March 4 - California's Port of Stockton is making a strategic move into serving box lines thanks to an USD18 million TIGER discretionary federal grant (Transportation Investment Generating Economic Recovery).
The US west coast port is well known in the shipping world for specialising in OOG and heavy lift cargo and is keen to point out it is not abandoning non-containerised activity, according to Bill Lewicki, marketing director. He says: "We have traditionally been known for non-containerised traffic and we will definitely be remaining in this field. We see good traffic in items such as renewable energy components. It is just that containerised traffic brings new jobs to the area." The local area is suffering from a 20 percent unemployment level.

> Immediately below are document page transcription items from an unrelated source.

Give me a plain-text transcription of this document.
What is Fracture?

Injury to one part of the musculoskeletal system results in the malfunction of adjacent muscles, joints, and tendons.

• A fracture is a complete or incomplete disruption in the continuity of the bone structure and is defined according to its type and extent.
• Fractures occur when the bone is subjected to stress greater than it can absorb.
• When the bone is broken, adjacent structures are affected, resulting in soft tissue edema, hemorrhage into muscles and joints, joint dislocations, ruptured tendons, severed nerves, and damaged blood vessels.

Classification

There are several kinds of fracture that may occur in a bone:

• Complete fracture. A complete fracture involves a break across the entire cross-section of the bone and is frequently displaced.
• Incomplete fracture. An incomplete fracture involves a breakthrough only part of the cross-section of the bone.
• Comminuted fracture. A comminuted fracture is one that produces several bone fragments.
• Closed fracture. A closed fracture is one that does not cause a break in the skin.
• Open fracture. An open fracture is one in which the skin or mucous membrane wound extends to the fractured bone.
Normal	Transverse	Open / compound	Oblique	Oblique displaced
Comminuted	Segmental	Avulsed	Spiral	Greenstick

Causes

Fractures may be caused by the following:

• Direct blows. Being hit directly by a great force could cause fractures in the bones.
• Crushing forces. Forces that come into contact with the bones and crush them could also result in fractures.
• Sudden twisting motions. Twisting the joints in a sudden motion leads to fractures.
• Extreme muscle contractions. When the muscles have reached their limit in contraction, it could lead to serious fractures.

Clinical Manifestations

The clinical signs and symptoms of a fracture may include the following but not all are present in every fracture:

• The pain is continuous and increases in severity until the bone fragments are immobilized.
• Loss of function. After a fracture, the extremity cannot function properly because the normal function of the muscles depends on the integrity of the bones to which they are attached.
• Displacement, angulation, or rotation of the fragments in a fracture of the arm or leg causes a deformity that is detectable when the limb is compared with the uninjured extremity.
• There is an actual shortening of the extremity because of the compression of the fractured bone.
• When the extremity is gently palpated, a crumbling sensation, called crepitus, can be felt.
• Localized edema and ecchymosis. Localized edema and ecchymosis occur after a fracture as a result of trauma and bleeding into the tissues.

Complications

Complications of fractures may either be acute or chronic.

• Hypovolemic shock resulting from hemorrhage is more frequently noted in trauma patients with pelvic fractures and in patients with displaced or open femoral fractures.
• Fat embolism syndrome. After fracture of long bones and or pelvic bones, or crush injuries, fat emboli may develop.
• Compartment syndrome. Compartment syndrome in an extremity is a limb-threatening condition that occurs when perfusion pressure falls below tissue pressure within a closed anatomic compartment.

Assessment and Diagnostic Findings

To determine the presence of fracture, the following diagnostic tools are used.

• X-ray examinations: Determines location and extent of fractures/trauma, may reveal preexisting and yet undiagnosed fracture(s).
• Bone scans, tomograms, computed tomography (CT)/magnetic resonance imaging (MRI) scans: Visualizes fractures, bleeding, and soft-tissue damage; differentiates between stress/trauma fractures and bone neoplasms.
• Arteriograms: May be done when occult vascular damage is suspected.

The USD18 million grant is part of a USD30 million programme to create a 'marine highway system' between Oakland and the ports of Stockton and Sacramento to persuade hauliers to switch modes from highway transport to coastal shipping along the 140 nautical mile journey between the three cities.
The grant, along with a further USD3 million in local funding, will be invested in two new harbour cranes, infrastructure improvements such as 1 km of extra railroad lines, a paved area, a secure cargo storage area of around 122,000 sq m and other improvements, including the possible removal of transit sheds.
Lewicki adds: "Now we have the funding, managers will start to look at what is available in the crane market. We should have made the decision in about 18 months."
The significance of the investment is underlined by the benefits it ought to bring to the local population: almost 1,000 direct and indirect jobs should be created during the infrastructure improvements whilst around 100 permanent jobs should be added when the development is complete.